法形式的に言えば、靖国は民間の宗教施設なので、そこを参拝することは政教分離の原則に反する。司法の判決でも、すでに「違憲」または「違憲の疑い」が認定されている。(高橋哲哉「靖国問題」の第3章、113~115ページ)
朝鮮出身・台湾出身の軍人は、戦後、日本国籍を失って「日本人」ではなくなったのに、日本軍の戦没者ということで、靖国神社に祭られている。戦犯裁判で死刑になった朝鮮人も同様。
これに対しては、朝鮮のみならず台湾の遺族からも訴訟が起きている。(詳細は田中伸尚「ドキュメント靖国訴訟」参照。)
先日亡くなった台湾の李登輝元総統は、日本軍兵士として亡くなった兄を弔うため、靖国神社に参拝したこともある。

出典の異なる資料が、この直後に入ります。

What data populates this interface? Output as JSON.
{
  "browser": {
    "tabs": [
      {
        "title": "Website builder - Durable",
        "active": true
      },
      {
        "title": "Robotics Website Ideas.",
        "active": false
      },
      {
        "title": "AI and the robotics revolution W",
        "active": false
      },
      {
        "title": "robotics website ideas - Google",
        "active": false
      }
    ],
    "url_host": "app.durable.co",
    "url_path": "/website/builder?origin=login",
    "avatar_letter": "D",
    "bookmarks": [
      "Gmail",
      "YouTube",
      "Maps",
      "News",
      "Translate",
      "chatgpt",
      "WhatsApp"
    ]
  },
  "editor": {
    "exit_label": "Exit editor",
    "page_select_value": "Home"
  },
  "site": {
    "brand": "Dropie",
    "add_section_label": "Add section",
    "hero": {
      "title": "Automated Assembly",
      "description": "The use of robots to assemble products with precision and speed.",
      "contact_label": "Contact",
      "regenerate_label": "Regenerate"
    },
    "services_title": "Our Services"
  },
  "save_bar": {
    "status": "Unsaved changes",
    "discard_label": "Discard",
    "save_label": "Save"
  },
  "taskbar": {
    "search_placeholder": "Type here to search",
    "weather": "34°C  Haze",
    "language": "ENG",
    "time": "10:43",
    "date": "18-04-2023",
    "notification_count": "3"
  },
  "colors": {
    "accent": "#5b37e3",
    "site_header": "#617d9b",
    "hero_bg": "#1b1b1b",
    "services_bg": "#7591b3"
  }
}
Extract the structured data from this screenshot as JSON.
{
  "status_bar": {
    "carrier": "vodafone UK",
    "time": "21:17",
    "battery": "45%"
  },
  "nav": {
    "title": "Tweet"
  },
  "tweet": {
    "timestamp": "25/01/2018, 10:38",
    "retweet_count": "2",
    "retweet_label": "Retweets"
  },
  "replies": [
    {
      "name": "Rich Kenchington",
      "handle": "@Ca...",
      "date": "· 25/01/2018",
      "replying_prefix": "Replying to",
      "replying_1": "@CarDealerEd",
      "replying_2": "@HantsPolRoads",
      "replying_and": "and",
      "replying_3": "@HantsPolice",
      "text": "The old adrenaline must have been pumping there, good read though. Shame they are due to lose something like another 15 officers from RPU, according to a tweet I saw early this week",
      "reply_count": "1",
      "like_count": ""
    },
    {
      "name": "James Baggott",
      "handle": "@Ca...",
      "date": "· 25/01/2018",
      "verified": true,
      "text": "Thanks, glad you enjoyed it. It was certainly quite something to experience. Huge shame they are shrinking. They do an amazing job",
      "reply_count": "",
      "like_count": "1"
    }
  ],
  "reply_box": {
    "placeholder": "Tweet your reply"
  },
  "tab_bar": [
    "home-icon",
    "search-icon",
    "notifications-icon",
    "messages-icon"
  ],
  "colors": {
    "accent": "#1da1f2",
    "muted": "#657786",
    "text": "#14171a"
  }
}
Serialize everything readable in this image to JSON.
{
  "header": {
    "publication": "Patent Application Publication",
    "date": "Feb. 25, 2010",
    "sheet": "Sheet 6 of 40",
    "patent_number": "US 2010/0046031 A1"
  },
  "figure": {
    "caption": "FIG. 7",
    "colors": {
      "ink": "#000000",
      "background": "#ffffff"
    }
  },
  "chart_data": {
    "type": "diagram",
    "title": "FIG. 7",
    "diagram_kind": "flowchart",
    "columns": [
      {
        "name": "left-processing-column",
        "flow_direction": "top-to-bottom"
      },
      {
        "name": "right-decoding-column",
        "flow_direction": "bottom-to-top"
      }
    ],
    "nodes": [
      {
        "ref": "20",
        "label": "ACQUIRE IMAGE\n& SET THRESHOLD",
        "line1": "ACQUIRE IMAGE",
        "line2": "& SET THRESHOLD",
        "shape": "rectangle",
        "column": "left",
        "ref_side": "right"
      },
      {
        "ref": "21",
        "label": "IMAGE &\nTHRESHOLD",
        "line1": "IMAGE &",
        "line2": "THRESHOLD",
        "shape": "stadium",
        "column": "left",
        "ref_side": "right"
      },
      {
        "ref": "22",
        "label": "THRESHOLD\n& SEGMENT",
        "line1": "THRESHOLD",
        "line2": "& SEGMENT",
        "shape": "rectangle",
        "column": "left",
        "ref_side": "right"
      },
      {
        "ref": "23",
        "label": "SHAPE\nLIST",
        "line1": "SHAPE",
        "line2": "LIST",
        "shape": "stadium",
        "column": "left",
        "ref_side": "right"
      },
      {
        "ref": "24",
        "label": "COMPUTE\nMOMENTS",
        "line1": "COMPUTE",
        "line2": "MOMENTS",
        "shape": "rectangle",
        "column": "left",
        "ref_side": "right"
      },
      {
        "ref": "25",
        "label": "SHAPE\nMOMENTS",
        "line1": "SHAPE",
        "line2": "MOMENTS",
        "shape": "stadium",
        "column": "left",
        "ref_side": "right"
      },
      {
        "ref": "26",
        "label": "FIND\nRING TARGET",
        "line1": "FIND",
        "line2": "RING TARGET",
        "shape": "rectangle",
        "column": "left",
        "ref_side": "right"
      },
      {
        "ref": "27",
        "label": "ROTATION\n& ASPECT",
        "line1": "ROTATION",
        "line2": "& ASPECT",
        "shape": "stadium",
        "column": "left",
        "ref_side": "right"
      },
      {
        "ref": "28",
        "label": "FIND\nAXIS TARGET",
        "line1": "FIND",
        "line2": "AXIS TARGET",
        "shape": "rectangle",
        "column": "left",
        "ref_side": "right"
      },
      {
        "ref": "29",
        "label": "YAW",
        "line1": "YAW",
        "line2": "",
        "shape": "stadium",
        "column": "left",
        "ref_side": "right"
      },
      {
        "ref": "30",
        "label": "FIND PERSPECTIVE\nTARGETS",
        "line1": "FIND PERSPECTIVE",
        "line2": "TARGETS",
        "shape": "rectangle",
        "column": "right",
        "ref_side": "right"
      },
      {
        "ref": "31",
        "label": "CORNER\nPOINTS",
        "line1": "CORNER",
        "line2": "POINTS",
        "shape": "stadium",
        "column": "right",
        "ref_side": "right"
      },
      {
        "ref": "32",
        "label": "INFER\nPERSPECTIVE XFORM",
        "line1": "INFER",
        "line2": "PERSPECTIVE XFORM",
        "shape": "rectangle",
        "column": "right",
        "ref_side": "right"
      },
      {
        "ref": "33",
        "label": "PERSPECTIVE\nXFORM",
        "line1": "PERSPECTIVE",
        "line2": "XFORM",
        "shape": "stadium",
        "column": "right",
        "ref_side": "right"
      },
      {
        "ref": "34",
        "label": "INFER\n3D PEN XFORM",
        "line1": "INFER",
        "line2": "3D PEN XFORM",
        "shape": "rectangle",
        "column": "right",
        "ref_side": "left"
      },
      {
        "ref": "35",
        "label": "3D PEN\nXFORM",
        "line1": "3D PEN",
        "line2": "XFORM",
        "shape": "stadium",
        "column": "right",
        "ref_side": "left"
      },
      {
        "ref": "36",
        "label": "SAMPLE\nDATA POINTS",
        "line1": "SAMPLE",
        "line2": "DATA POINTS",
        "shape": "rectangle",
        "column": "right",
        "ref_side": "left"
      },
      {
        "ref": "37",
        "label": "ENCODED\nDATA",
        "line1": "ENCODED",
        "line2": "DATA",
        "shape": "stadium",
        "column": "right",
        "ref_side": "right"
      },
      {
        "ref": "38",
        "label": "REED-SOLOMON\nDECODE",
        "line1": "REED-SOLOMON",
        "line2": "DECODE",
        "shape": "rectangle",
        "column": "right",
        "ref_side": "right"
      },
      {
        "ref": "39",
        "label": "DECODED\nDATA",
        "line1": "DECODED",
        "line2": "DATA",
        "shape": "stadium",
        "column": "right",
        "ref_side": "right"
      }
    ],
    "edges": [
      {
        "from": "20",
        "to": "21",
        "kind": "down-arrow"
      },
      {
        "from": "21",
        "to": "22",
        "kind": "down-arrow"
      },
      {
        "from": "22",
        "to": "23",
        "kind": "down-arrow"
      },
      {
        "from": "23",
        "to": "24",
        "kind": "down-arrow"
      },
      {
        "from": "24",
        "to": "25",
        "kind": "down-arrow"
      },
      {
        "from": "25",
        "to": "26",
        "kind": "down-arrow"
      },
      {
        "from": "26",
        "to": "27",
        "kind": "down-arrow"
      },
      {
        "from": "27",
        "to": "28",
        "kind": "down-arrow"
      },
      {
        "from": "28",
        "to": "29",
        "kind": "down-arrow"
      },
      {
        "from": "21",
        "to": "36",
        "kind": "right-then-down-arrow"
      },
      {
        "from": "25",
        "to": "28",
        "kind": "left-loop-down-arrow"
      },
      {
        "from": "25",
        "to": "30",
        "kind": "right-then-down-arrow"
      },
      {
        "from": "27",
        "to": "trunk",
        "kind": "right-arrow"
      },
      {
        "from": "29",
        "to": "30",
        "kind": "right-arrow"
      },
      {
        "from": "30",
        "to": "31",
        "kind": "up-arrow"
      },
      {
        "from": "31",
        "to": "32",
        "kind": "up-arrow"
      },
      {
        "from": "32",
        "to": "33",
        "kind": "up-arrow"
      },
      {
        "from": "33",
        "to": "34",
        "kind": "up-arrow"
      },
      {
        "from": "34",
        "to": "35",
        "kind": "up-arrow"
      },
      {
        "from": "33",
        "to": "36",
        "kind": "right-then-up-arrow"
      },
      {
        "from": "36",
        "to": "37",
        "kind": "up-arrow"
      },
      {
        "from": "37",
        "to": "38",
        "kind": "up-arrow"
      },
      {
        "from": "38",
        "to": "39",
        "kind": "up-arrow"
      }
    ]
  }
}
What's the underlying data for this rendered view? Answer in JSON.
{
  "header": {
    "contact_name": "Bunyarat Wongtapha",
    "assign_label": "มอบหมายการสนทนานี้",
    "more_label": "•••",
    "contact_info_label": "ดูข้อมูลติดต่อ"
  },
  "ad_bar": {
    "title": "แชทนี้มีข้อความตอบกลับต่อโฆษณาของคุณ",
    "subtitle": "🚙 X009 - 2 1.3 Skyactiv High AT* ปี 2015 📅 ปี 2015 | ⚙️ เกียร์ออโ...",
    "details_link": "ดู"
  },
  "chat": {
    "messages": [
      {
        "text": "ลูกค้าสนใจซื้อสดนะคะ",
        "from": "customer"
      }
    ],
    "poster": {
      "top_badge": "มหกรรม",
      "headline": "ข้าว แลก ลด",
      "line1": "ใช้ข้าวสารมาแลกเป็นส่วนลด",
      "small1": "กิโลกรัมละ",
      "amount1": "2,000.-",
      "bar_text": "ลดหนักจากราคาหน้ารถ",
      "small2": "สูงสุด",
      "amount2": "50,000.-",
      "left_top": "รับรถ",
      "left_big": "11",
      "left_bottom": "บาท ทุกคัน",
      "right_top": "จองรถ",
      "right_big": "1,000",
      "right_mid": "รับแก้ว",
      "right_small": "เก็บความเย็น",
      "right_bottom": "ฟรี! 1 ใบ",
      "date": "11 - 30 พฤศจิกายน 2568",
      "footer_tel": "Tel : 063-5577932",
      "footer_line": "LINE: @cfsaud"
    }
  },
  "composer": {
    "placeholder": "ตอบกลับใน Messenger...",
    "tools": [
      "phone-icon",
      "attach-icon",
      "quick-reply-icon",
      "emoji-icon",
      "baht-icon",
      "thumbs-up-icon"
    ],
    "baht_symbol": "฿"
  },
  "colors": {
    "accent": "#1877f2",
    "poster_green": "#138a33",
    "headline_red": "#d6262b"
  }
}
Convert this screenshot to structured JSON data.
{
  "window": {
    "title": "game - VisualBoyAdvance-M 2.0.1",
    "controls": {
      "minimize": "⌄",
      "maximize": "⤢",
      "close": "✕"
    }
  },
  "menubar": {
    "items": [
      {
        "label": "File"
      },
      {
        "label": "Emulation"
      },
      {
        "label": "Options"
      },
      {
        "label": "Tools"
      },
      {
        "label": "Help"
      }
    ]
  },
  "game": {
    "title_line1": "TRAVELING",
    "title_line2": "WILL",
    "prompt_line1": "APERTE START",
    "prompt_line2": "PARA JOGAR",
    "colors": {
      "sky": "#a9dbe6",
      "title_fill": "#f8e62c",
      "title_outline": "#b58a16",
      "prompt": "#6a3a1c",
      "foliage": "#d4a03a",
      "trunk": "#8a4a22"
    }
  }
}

これは訃報の際にもふれられていた。
しかし、台湾人すべてが靖国に祭られたことに納得しているわけではない、という当たり前の事実がある。
まとめとして、靖国神社は民間の神道に基づいた宗教施設である一方、戦死者を「勝手に」祭る施設なので、敬虔なクリスチャンでも、ムスリムでも、日本軍で戦死すれば本人の意思を無視して祭られる。さらに遺族の意思も無視されている。
そういう施設に参拝するということは、政教分離の観点のみならず、「全体の奉仕者であって、一部の奉仕者ではない」(憲法第15条における「公務員の本質」)政治家として問題ではないか、ともいえるだろう。